In de derde plaats de tegenstelling tussen de onderdrukte volkeren van de koloniën en de afhankelijke landen en de imperialistische mogendheden die hen uitbuiten. Ten gevolge van de ontwikkeling van het kapitalisme in de koloniën en de halfkoloniën wordt de nationale bevrijdingsbeweging tegen het imperialisme versterkt. De koloniën en afhankelijke landen veranderen van een reserve van het imperialisme tot een reserve van de proletarische revolutie.

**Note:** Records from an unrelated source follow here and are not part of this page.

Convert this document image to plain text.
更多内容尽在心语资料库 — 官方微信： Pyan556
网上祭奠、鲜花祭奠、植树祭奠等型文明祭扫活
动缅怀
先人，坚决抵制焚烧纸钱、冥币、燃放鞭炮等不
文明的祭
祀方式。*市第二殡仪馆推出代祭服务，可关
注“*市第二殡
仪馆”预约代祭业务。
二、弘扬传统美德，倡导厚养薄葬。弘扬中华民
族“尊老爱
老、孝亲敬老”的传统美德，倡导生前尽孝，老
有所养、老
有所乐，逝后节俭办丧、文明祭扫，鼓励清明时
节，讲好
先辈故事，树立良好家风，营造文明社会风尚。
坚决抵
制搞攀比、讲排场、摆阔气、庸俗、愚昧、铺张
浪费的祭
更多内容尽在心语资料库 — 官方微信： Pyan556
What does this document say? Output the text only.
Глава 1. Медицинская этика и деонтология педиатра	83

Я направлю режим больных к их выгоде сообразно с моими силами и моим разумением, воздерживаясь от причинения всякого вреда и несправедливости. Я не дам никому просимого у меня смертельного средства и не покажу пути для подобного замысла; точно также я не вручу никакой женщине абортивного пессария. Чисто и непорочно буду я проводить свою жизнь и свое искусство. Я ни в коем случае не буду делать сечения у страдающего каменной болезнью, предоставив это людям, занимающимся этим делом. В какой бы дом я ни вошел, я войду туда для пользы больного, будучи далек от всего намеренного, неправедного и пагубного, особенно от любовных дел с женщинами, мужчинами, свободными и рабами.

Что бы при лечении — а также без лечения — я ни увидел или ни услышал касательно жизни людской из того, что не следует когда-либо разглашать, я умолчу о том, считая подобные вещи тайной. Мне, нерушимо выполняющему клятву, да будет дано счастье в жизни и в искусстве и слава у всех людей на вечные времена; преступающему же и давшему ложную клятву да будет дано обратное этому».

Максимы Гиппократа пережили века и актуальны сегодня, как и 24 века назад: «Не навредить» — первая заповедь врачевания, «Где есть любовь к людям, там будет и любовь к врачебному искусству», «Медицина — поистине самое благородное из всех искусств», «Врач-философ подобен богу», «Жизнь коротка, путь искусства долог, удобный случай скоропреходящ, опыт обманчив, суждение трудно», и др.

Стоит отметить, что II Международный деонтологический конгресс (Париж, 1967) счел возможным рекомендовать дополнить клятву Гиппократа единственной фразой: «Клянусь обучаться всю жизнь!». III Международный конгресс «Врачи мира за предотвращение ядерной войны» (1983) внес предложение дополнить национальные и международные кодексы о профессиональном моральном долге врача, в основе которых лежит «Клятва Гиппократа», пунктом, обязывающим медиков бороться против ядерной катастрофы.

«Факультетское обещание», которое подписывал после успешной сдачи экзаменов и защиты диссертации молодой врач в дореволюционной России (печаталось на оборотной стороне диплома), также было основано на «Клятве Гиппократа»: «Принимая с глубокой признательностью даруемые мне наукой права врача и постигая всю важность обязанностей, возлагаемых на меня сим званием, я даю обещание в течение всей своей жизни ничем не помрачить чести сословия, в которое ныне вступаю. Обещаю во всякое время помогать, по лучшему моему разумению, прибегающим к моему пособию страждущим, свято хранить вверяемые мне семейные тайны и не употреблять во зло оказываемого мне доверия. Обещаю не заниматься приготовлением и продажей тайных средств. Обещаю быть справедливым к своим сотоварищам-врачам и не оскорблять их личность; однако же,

Deze hoofdtegenstellingen kenmerken het imperialisme als stervend kapitalisme. Dit betekent niet dat het kapitalisme vanzelf afsterft, door een ‘automatische ineenstorting’ zonder de vastbesloten strijd van de volksmassa’s onder leiding van de arbeidersklasse voor de afschaffing van de heerschappij van de bourgeoisie. Het betekent slechts dat het imperialisme dat ontwikkelingsstadium van het kapitalisme is waarin de proletarische revolutie een praktische noodzaak is geworden en gunstige voorwaarden gerijpt zijn voor de directe stormaanval op de vestingen van het kapitalisme. Daarom typeerde Lenin het imperialisme als de vooravond van de socialistische revolutie.


Het staatsmonopolistische kapitalisme. In het tijdperk van het imperialisme is het gehele functioneren van de burgerlijke staat, die de dictatuur van de financiersoligarchie tot uitdrukking brengt, alleen ondergeschikt aan de belangen van de heersende monopolies.

Met de verscherping, van de tegenstellingen van het imperialisme krijgen de monopolies steeds meer de directe leiding over het staatsapparaat in handen. Steeds vaker bekleden grote kapitaalsmagnaten leidende functies in het staatsapparaat. Het monopoliekapitalisme wordt staatsmonopoliekapitalisme. De Eerste Wereldoorlog reeds versnelde en versterkte dit proces in buitengewone mate.

Het staatsmonopoliekapitalisme wordt gekenmerkt door het feit dat de kapitalistische monopolies het staatsapparaat aan zich onderschikken en het gebruiken voor de inmenging in de economie van het land (vooral met betrekking tot de militarisering ervan) om zich zo van maximale winsten te verzekeren en de onbeperkte macht van het financierskapitaal te verstevigen. Daarbij gaan afzonderlijke bedrijven, bedrijfstakken en economische functies over in handen van de staat (voorziening van arbeidskrachten en schaarse grondstoffen, rantsoenering van de levensmiddelen, de bouw van de oorlogsindustrie, financiering van de militarisering van de economie enzovoort), zonder dat de heerschappij van de particuliere eigendom van de productiemiddelen wordt aangetast.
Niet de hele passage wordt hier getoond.